The Valley by Di Morrissey

The Valley by Di Morrissey

Author:Di Morrissey
Language: eng
Format: epub
Publisher: Pan Macmillan Australia
Published: 2012-11-23T05:00:00+00:00


For you no mad, exciting charge,

No swift, exultant flight,

But just an endless plodding on

Through the shuddering night;

Making ’neath a star-shell’s gleam

Where ere a face shines white.

Stretcher Bearers! Stretcher Bearers!

To you all praise be due,

Who ne’er shirked the issue yet

When there was work to do.

We who’ve seen and know your worth

All touch our hats to you.

How she wished she’d asked her grandfather more questions. Perhaps in his last lonely years after Emily died he might have shared some of the pain. She recalled him finally joining the Cedartown Services Club – which surprised her as he’d never set foot inside in all the previous years. He’d modestly produced his demobilisation papers to ‘prove’ he’d served. And each Friday he popped in for a hot lunch and a yarn with the locals.

Wrapped in tissue paper was a gold medallion presented to Harold Williams in 1919 by the Horseshoe Bend Ladies Welcome Home Committee. The words ‘Welcome Home’ were inscribed in a horseshoe under a royal crown. The newspaper report he’d kept noted that the medallion was presented to fourteen returned servicemen on the night by the mayor, Major Cracknell. The major was quoted: ‘All they thought of was to do their duty for their country and the Empire, and that they did.’ Lara almost smiled at the major’s final comment, in which he conceded that some of them ‘might not be in the same state of health as when they went away’.

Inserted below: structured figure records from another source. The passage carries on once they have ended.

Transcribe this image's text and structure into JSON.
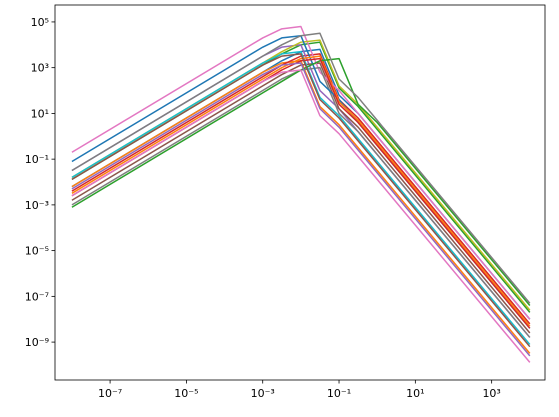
{
  "chart_data": {
    "type": "line",
    "xscale": "log",
    "yscale": "log",
    "xlim": [
      3.6e-09,
      25000
    ],
    "ylim": [
      2.2e-11,
      550000
    ],
    "xticks": [
      {
        "value": 1e-07,
        "label": "10⁻⁷"
      },
      {
        "value": 1e-05,
        "label": "10⁻⁵"
      },
      {
        "value": 0.001,
        "label": "10⁻³"
      },
      {
        "value": 0.1,
        "label": "10⁻¹"
      },
      {
        "value": 10,
        "label": "10¹"
      },
      {
        "value": 1000,
        "label": "10³"
      }
    ],
    "yticks": [
      {
        "value": 1e-09,
        "label": "10⁻⁹"
      },
      {
        "value": 1e-07,
        "label": "10⁻⁷"
      },
      {
        "value": 1e-05,
        "label": "10⁻⁵"
      },
      {
        "value": 0.001,
        "label": "10⁻³"
      },
      {
        "value": 0.1,
        "label": "10⁻¹"
      },
      {
        "value": 10,
        "label": "10¹"
      },
      {
        "value": 1000,
        "label": "10³"
      },
      {
        "value": 100000,
        "label": "10⁵"
      }
    ],
    "x": [
      1e-08,
      0.001,
      0.00316,
      0.01,
      0.0316,
      0.1,
      0.316,
      1,
      3.16,
      10,
      10000
    ],
    "series": [
      {
        "color": "#1f77b4",
        "values": [
          0.0063,
          630,
          2000,
          5000,
          6300,
          63,
          10,
          1,
          0.1,
          0.01,
          1e-08
        ]
      },
      {
        "color": "#ff7f0e",
        "values": [
          0.0063,
          630,
          1600,
          2000,
          20,
          3.2,
          0.32,
          0.032,
          0.0032,
          0.00032,
          3.2e-10
        ]
      },
      {
        "color": "#2ca02c",
        "values": [
          0.013,
          1300,
          4000,
          10000,
          13000,
          130,
          20,
          2,
          0.2,
          0.02,
          2e-08
        ]
      },
      {
        "color": "#d62728",
        "values": [
          0.004,
          400,
          1300,
          3200,
          4000,
          40,
          6.3,
          0.63,
          0.063,
          0.0063,
          6.3e-09
        ]
      },
      {
        "color": "#9467bd",
        "values": [
          0.032,
          3200,
          7900,
          10000,
          100,
          16,
          1.6,
          0.16,
          0.016,
          0.0016,
          1.6e-09
        ]
      },
      {
        "color": "#8c564b",
        "values": [
          0.0016,
          160,
          500,
          1300,
          1600,
          16,
          2.5,
          0.25,
          0.025,
          0.0025,
          2.5e-09
        ]
      },
      {
        "color": "#e377c2",
        "values": [
          0.2,
          20000,
          50000,
          63000,
          630,
          100,
          10,
          1,
          0.1,
          0.01,
          1e-08
        ]
      },
      {
        "color": "#7f7f7f",
        "values": [
          0.001,
          100,
          320,
          790,
          1000,
          10,
          1.6,
          0.16,
          0.016,
          0.0016,
          1.6e-09
        ]
      },
      {
        "color": "#bcbd22",
        "values": [
          0.016,
          1600,
          5000,
          13000,
          16000,
          160,
          25,
          2.5,
          0.25,
          0.025,
          2.5e-08
        ]
      },
      {
        "color": "#17becf",
        "values": [
          0.016,
          1600,
          4000,
          5000,
          50,
          7.9,
          0.79,
          0.079,
          0.0079,
          0.00079,
          7.9e-10
        ]
      },
      {
        "color": "#1f77b4",
        "values": [
          0.079,
          7900,
          20000,
          25000,
          250,
          40,
          4,
          0.4,
          0.04,
          0.004,
          4e-09
        ]
      },
      {
        "color": "#ff7f0e",
        "values": [
          0.0032,
          320,
          1000,
          2500,
          3200,
          32,
          5,
          0.5,
          0.05,
          0.005,
          5e-09
        ]
      },
      {
        "color": "#2ca02c",
        "values": [
          0.00079,
          79,
          250,
          790,
          2000,
          2500,
          25,
          4,
          0.4,
          0.04,
          4e-08
        ]
      },
      {
        "color": "#d62728",
        "values": [
          0.0025,
          250,
          790,
          2000,
          2500,
          25,
          4,
          0.4,
          0.04,
          0.004,
          4e-09
        ]
      },
      {
        "color": "#9467bd",
        "values": [
          0.005,
          500,
          1300,
          1600,
          16,
          2.5,
          0.25,
          0.025,
          0.0025,
          0.00025,
          2.5e-10
        ]
      },
      {
        "color": "#8c564b",
        "values": [
          0.013,
          1300,
          3200,
          4000,
          40,
          6.3,
          0.63,
          0.063,
          0.0063,
          0.00063,
          6.3e-10
        ]
      },
      {
        "color": "#e377c2",
        "values": [
          0.0025,
          250,
          630,
          790,
          7.9,
          1.3,
          0.13,
          0.013,
          0.0013,
          0.00013,
          1.3e-10
        ]
      },
      {
        "color": "#7f7f7f",
        "values": [
          0.032,
          3200,
          10000,
          25000,
          32000,
          320,
          50,
          5,
          0.5,
          0.05,
          5e-08
        ]
      }
    ]
  }
}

There was one photo that brought back a vivid memory for Lara. It showed her grandfather marching in the one and only Anzac Day march he ever attended. It was in 1966 in Sydney and Elizabeth and Lara had gone to watch. How he’d chuckled at the resulting photo and asked Lara what was so surprising about it.

‘That you’re all in step after all those years,’ she’d laughed.

That had been a wonderful visit with him. She’d started working and they’d had a special day out in the city together. She sighed as she put the photo to one side and started to read the letters.

At four o’clock Dani and Tim appeared. Lara quickly put the letters back in the box.

‘Hi, Ma, what are you reading?’ Tim bounded up the front steps.

‘Oh, lots of old family letters. Some from your great-great-grandparents. Written right here in this house.’ She returned his hug.

‘We’ve registered for the local soccer team,’ said Dani, giving her mother a look that said this was a positive step.

‘Fantastic. What else have you been up to?’

‘Oh, the usual school stuff. It’s different.’ Tim gave a small shrug and didn’t look too impressed.

‘Can I get some eggs, Mum?’ Lara nodded and, as Dani headed down to the garden, Tim squeezed into the chair beside his grandmother.

‘Ma, you know what? There’s horses across the creek at The Vale. I really like them.’

‘Horses? How wonderful.’

‘Ma . . .’

‘Yes, sweetie?’

‘Do you think I could have riding lessons? Then maybe I could ride round the paddocks. Tabatha can ride.’